Meta may shut down its Facebook and Instagram services in Nigeria in protest against the substantial fines imposed by multiple government agencies.
The tech giant has been ordered to pay nearly $300 million in fines in Africa’s most populous nation, following regulatory demands which Meta described as “unrealistic.”
In July 2024, the Federal Competition and Consumer Protection Commission, FCCPC, imposed a $220 million fine on Meta for allegedly discriminatory and exploitative practices against Nigerian consumers.
The commission stated that Meta had failed to engage a Data Protection Compliance Organisation and had not submitted a Nigeria Data Protection Regulation audit report for two consecutive years.
Similarly, the Advertising Regulatory Council of Nigeria, ARCON, demanded $37.5 million over unapproved advertising, while the Nigerian Data Protection Commission, NDPC, announced a $32.8 million fine for an alleged data privacy breach.
Meta challenged the decisions at the Federal High Court in Abuja but was unsuccessful, as the court upheld the fines in a ruling delivered last week.
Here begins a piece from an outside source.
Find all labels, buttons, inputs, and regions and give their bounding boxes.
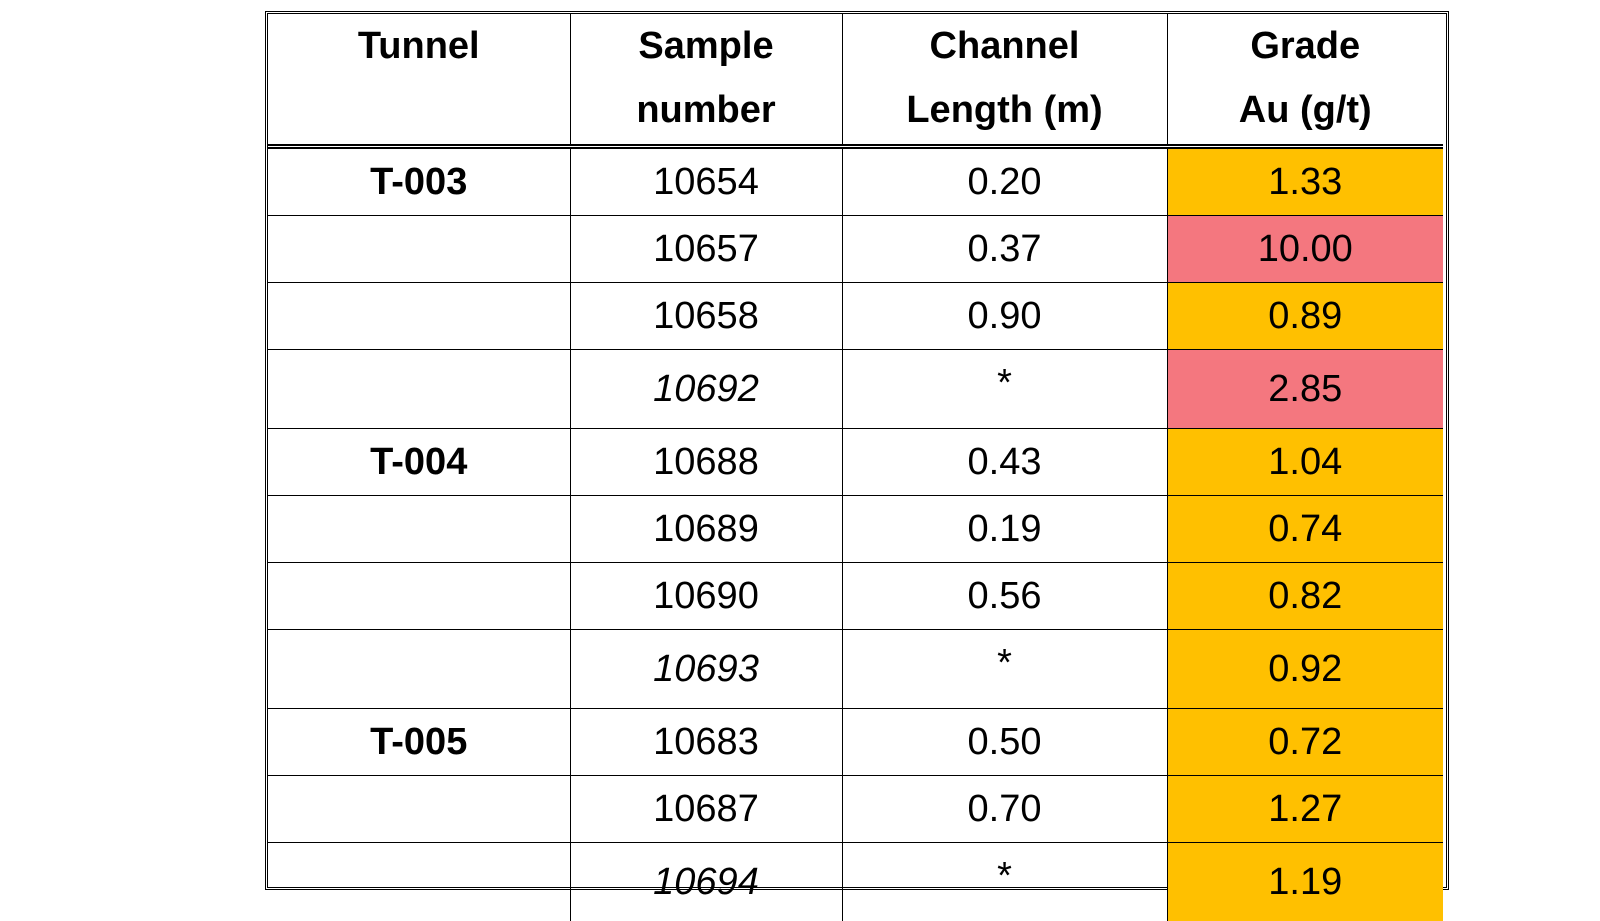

The court directed the company to comply with payment by the end of June, but Meta has indicated it may not do so, according to the BBC.
“The applicant may be forced to effectively shut down the Facebook and Instagram services in Nigeria in order to mitigate the risk of enforcement measures,” the company stated in court documents.
Responding to the NDPC’s assertion that Meta’s data processing could expose Nigerian users to health and financial risks, the company said the agency had failed to “properly interpret the laws guiding data privacy.”